Following suit, my blog post is going to be mostly concerned with the assigned reading chapter in DeVoss' Because Digital Writing Matters. That being said, this chapter was, as I see it, a lot more informative in the way teachers can address the use of technology in class, especially when considering assessments or standards fit for the classroom and school. As DeVoss points out, this is a vital topic, as "there is no escaping the fact that the proliferation of new digital tools is happening concurrently with a strong national and state accountability movement that emphasizes standards and assessment as the centerpiece for educational reform" (89).
In developing these standards, DeVoss mentions the names of many impressive organizations and their goals, but many of these groups are external to the school. While I agree that our students need to develop and practice twenty-first century skills that will open academic and career paths for them (I'm reminded of the video "A Vision of K-12 Students Today" I once saw - linked below), it really does come down to the individual school. For instance, there was a teacher in one of my last grad courses who worked at a school that purchased iPads for each of their students. Teachers at that school were expected to make use of these tools in their lessons so that students could practice twenty-first century skills and digital literacy. However, the school I work at would never be able to afford such an expense. If standards and assessments were created at the state or national level, is there a way to properly equipped each student with the necessary tools to meet those standards and succeed on assessments? Also, are we, as teachers, properly trained to educate these students in the ways of technology? I know of many teachers that still scoff at the idea of PowerPoint, having their notes for the day plastered on a projected Word document. The only kind of technology training that my school offers is an optional lecture or two during our last PD day.
My school has about 2,000 students and limited computer labs. This year, my school introduced the math and literacy tests i-Ready. This computer-based assessment was created to see if students are prepared to move on to the next level of math or English for the following year. Unfortunately, there were huge problems that should have been obvious from the start. First, the teachers were panicking because there was an immediate rush to reserve each of the computer labs. It got to the point where teachers were asking one another if students could use their classroom computer during certain periods to finish the assessment. The resources for this assessment were just not there. The other problem had to do with the students and their experience with computer-based assessments. You would assume that because this generation of students are generally exposed to technology more often than any other, that they would have little problem taking an online assessment, but the level of confusion and frustration was staggering. Many students had to schedule times to retake the exam after school with a personal proctor because they were caught cheating. Apparently, the temptation to open another tab and look up a word or passage was too much for some students - a temptation that they would not have felt had this been a paper-based test or if we had been given laptops programmed to only open certain tabs or websites.
When I hear "new standards and assessment" for anything, digital literacy included, I groan in despair of what administration expects of us with such limited resources.

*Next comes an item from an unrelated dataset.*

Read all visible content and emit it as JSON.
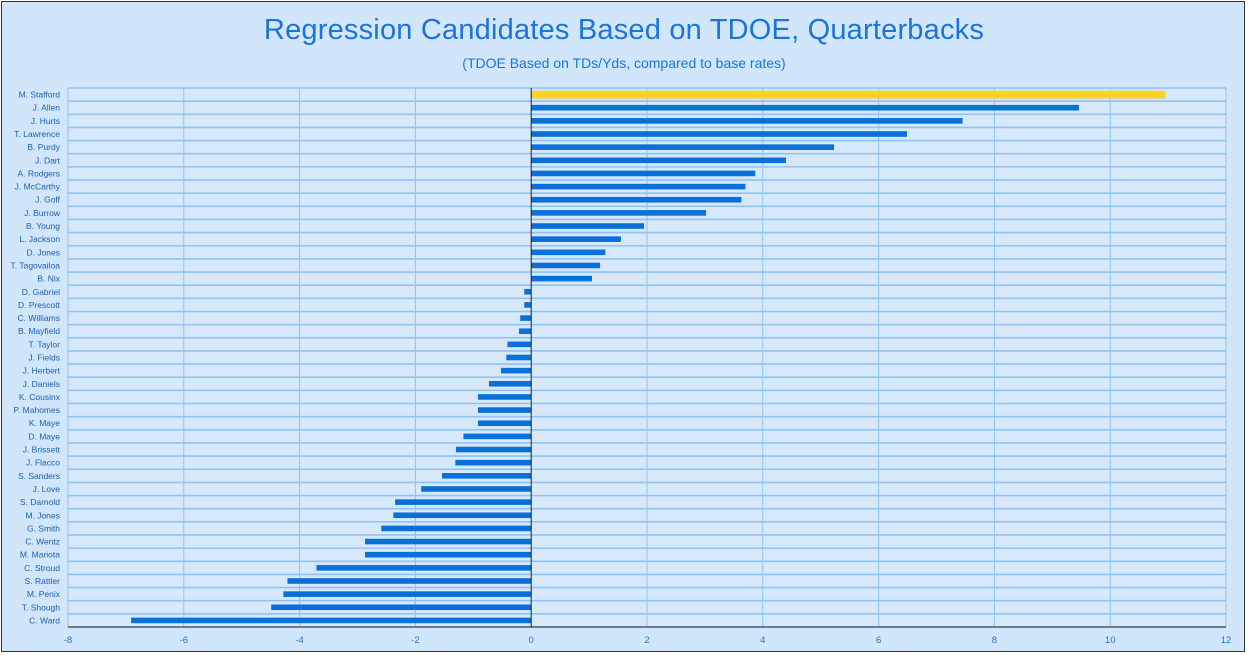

On the opposite side, how can we do right by our students if we are not properly preparing them for the future? It is obvious that technology is becoming more and more of a needed aspect in careers and even lifestyles, and the skills associated with the use of technology are just as important. Making standards and seeing if these standards are being met through an assessment seems to make sense, at least on some level, if we are to make them, as Ribble and Bailey say, global citizens (97).
Also, just to slip this in there out of interest, how do people feel about Wikipedia? It allows a certain level of collaboration, but also runs the risk of becoming overrun by false information. Should we allow our students to rely on something so shaky for academic purposes?